Os servidores públicos brasileiros tiveram importante papel na luta desenvolvida pelo novo sindicalismo para o reestabelecimento da democracia brasileira em todas as esferas da sociedade. Seja no plano mais amplo de reestabelecimento da democracia eleitoral, seja no plano mais restrito, das relações de trabalho, através da luta pela liberdade de organização, direito a realização de greve e no estabelecimento do processo de negociação coletiva. Diferentemente dos trabalhadores do setor privado que viram suas reivindicações atendidas na Constituição Federal e em leis complementares, os servidores públicos não obtiveram o mesmo êxito. A Constituição Federal garante o direito a organização e o direito de greve, mas não prevê o direito a negociação coletiva. No entanto, apesar da não previsão legal do direito a negociação coletiva, o que possibilita os gestores públicos a optarem pela não realização dessa, o movimento sindical dos servidores públicos através da sua luta e organização vem obtendo conquistas e avançando em direção a esse direito à revelia da previsão legal.

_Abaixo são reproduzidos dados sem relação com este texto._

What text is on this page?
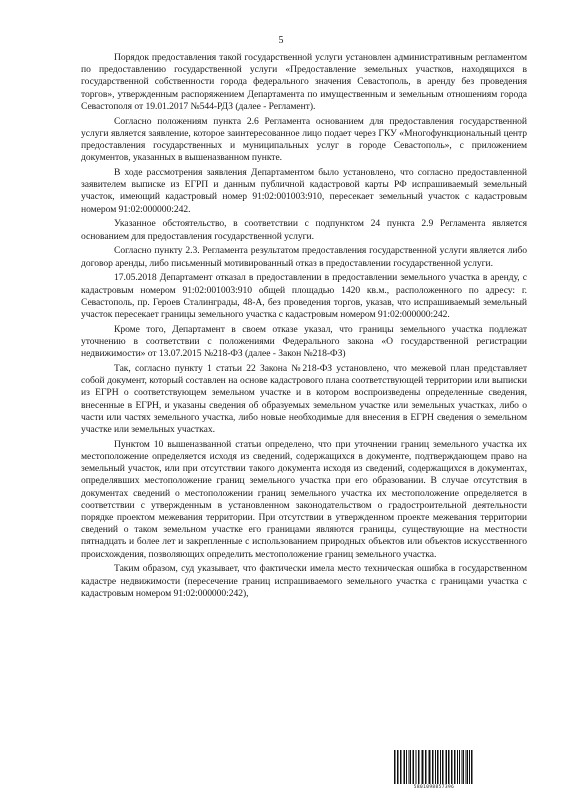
5

Порядок предоставления такой государственной услуги установлен административным регламентом по предоставлению государственной услуги «Предоставление земельных участков, находящихся в государственной собственности города федерального значения Севастополь, в аренду без проведения торгов», утвержденным распоряжением Департамента по имущественным и земельным отношениям города Севастополя от 19.01.2017 №544-РДЗ (далее - Регламент).

Согласно положениям пункта 2.6 Регламента основанием для предоставления государственной услуги является заявление, которое заинтересованное лицо подает через ГКУ «Многофункциональный центр предоставления государственных и муниципальных услуг в городе Севастополь», с приложением документов, указанных в вышеназванном пункте.

В ходе рассмотрения заявления Департаментом было установлено, что согласно предоставленной заявителем выписке из ЕГРП и данным публичной кадастровой карты РФ испрашиваемый земельный участок, имеющий кадастровый номер 91:02:001003:910, пересекает земельный участок с кадастровым номером 91:02:000000:242.

Указанное обстоятельство, в соответствии с подпунктом 24 пункта 2.9 Регламента является основанием для предоставления государственной услуги.

Согласно пункту 2.3. Регламента результатом предоставления государственной услуги является либо договор аренды, либо письменный мотивированный отказ в предоставлении государственной услуги.

17.05.2018 Департамент отказал в предоставлении в предоставлении земельного участка в аренду, с кадастровым номером 91:02:001003:910 общей площадью 1420 кв.м., расположенного по адресу: г. Севастополь, пр. Героев Сталинграды, 48-А, без проведения торгов, указав, что испрашиваемый земельный участок пересекает границы земельного участка с кадастровым номером 91:02:000000:242.

Кроме того, Департамент в своем отказе указал, что границы земельного участка подлежат уточнению в соответствии с положениями Федерального закона «О государственной регистрации недвижимости» от 13.07.2015 №218-ФЗ (далее - Закон №218-ФЗ)

Так, согласно пункту 1 статьи 22 Закона №218-ФЗ установлено, что межевой план представляет собой документ, который составлен на основе кадастрового плана соответствующей территории или выписки из ЕГРН о соответствующем земельном участке и в котором воспроизведены определенные сведения, внесенные в ЕГРН, и указаны сведения об образуемых земельном участке или земельных участках, либо о части или частях земельного участка, либо новые необходимые для внесения в ЕГРН сведения о земельном участке или земельных участках.

Пунктом 10 вышеназванной статьи определено, что при уточнении границ земельного участка их местоположение определяется исходя из сведений, содержащихся в документе, подтверждающем право на земельный участок, или при отсутствии такого документа исходя из сведений, содержащихся в документах, определявших местоположение границ земельного участка при его образовании. В случае отсутствия в документах сведений о местоположении границ земельного участка их местоположение определяется в соответствии с утвержденным в установленном законодательством о градостроительной деятельности порядке проектом межевания территории. При отсутствии в утвержденном проекте межевания территории сведений о таком земельном участке его границами являются границы, существующие на местности пятнадцать и более лет и закрепленные с использованием природных объектов или объектов искусственного происхождения, позволяющих определить местоположение границ земельного участка.

Таким образом, суд указывает, что фактически имела место техническая ошибка в государственном кадастре недвижимости (пересечение границ испрашиваемого земельного участка с границами участка с кадастровым номером 91:02:000000:242),

5801098857396
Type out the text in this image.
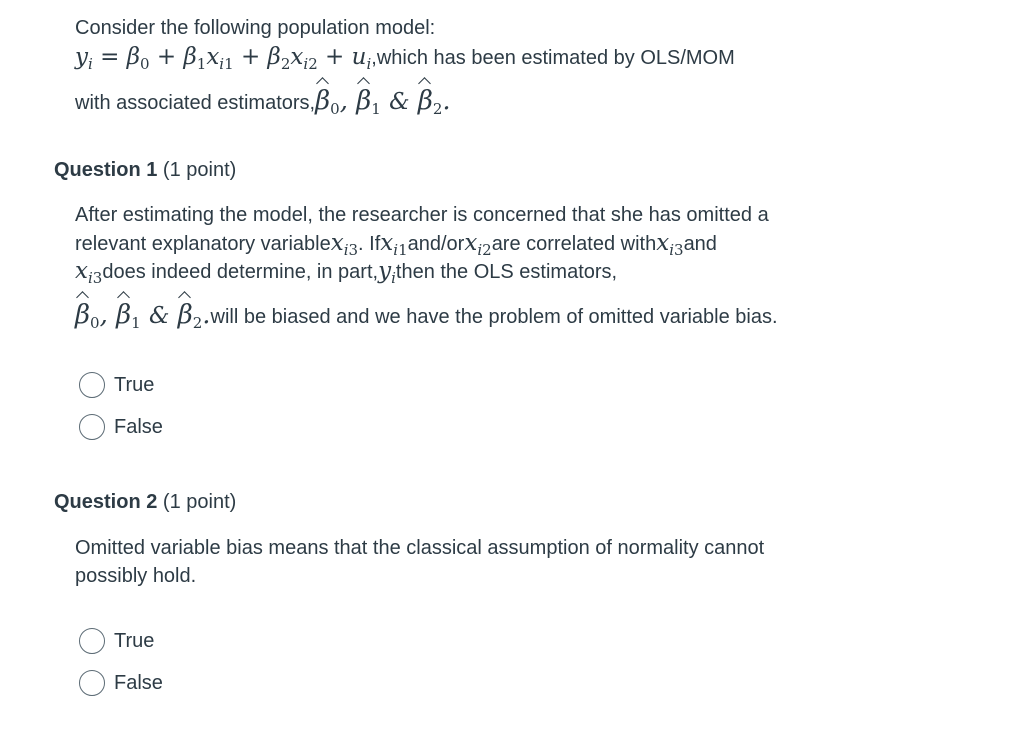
Consider the following population model:
$y_i = \beta_0 + \beta_1x_{i1} + \beta_2x_{i2} + u_i$ ,which has been estimated by OLS/MOM
with associated estimators, β0, β1 & β2.
Question 1 (1 point)
After estimating the model, the researcher is concerned that she has omitted a
relevant explanatory variable $x_{i3}$ . If $x_{i1}$ and/or $x_{i2}$ are correlated with $x_{i3}$ and
$x_{i3}$ does indeed determine, in part, $y_i$ then the OLS estimators,
β0, β1 & β2. will be biased and we have the problem of omitted variable bias.
True
False
Question 2 (1 point)
Omitted variable bias means that the classical assumption of normality cannot
possibly hold.
True
False
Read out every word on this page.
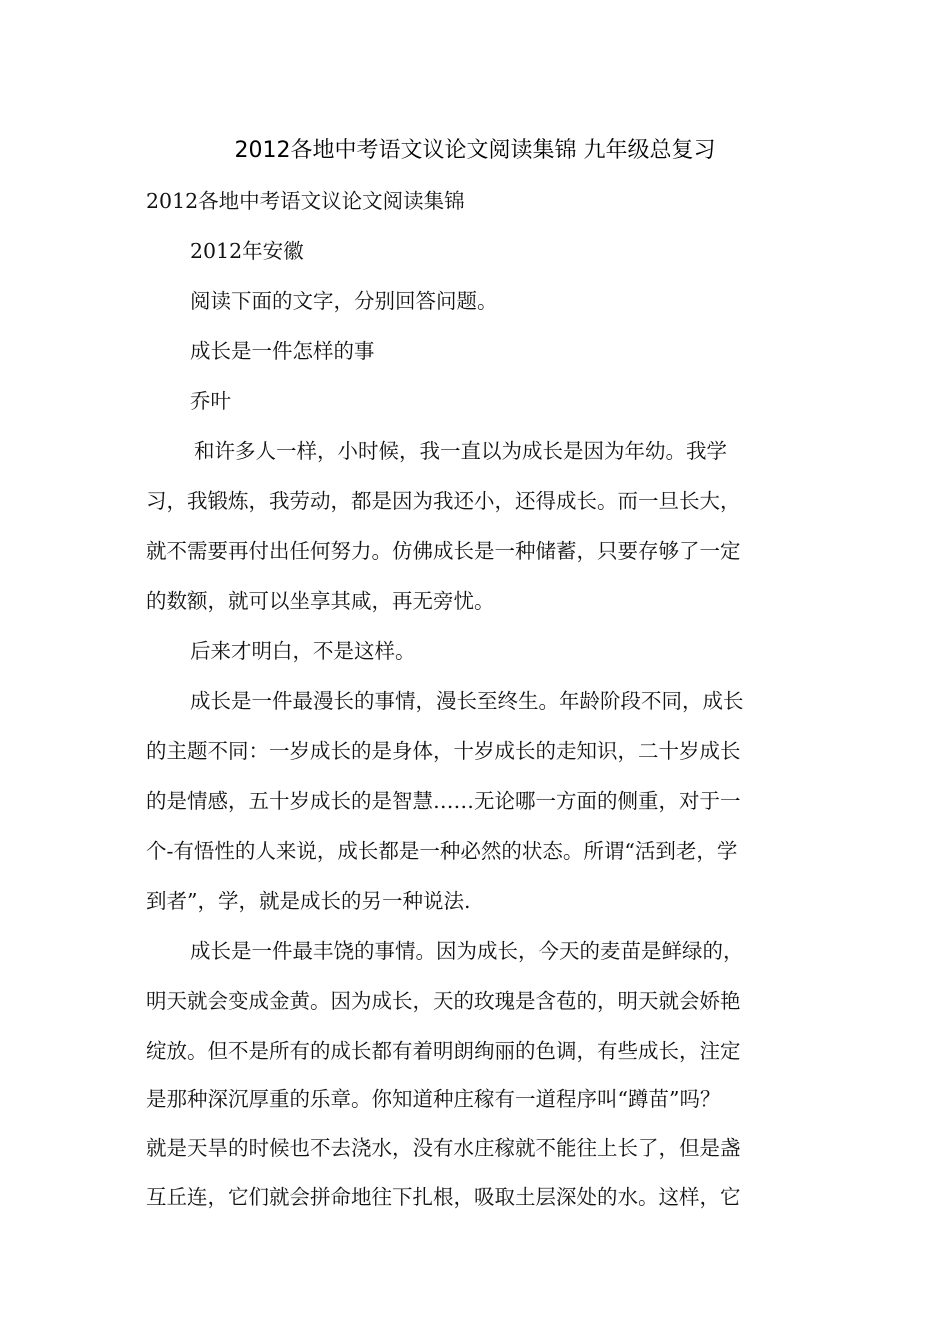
2012各地中考语文议论文阅读集锦 九年级总复习
2012各地中考语文议论文阅读集锦
2012年安徽
阅读下面的文字，分别回答问题。
成长是一件怎样的事
乔叶
和许多人一样，小时候，我一直以为成长是因为年幼。我学
习，我锻炼，我劳动，都是因为我还小，还得成长。而一旦长大，
就不需要再付出任何努力。仿佛成长是一种储蓄，只要存够了一定
的数额，就可以坐享其咸，再无旁忧。
后来才明白，不是这样。
成长是一件最漫长的事情，漫长至终生。年龄阶段不同，成长
的主题不同：一岁成长的是身体，十岁成长的走知识，二十岁成长
的是情感，五十岁成长的是智慧……无论哪一方面的侧重，对于一
个-有悟性的人来说，成长都是一种必然的状态。所谓“活到老，学
到者”，学，就是成长的另一种说法.
成长是一件最丰饶的事情。因为成长，今天的麦苗是鲜绿的，
明天就会变成金黄。因为成长，天的玫瑰是含苞的，明天就会娇艳
绽放。但不是所有的成长都有着明朗绚丽的色调，有些成长，注定
是那种深沉厚重的乐章。你知道种庄稼有一道程序叫“蹲苗”吗？
就是天旱的时候也不去浇水，没有水庄稼就不能往上长了，但是盏
互丘连，它们就会拼命地往下扎根，吸取土层深处的水。这样，它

Em suas mais diversas instâncias os servidores públicos obtiveram uma série de conquistas políticas que fizeram a negociação coletiva avançar rumo à sua regulamentação. No entanto, devido à sua fragmentação e à diversidade de situações, essas conquistas não foram generalizadas a todos os servidores públicos. Quando nos referimos a servidores públicos temos que ter presente a diversidade de situações que torna complexa a negociação nesse setor. A relação de trabalho do servidor público pode ser em âmbito federal, estadual ou municipal, nos Poderes Executivo, Legislativo ou Judiciário, em autarquias, fundações ou na administração direta. Essa enorme diversidade torna difícil a generalização de uma boa experiência política de negociação ocorrida em âmbitos de menor escala.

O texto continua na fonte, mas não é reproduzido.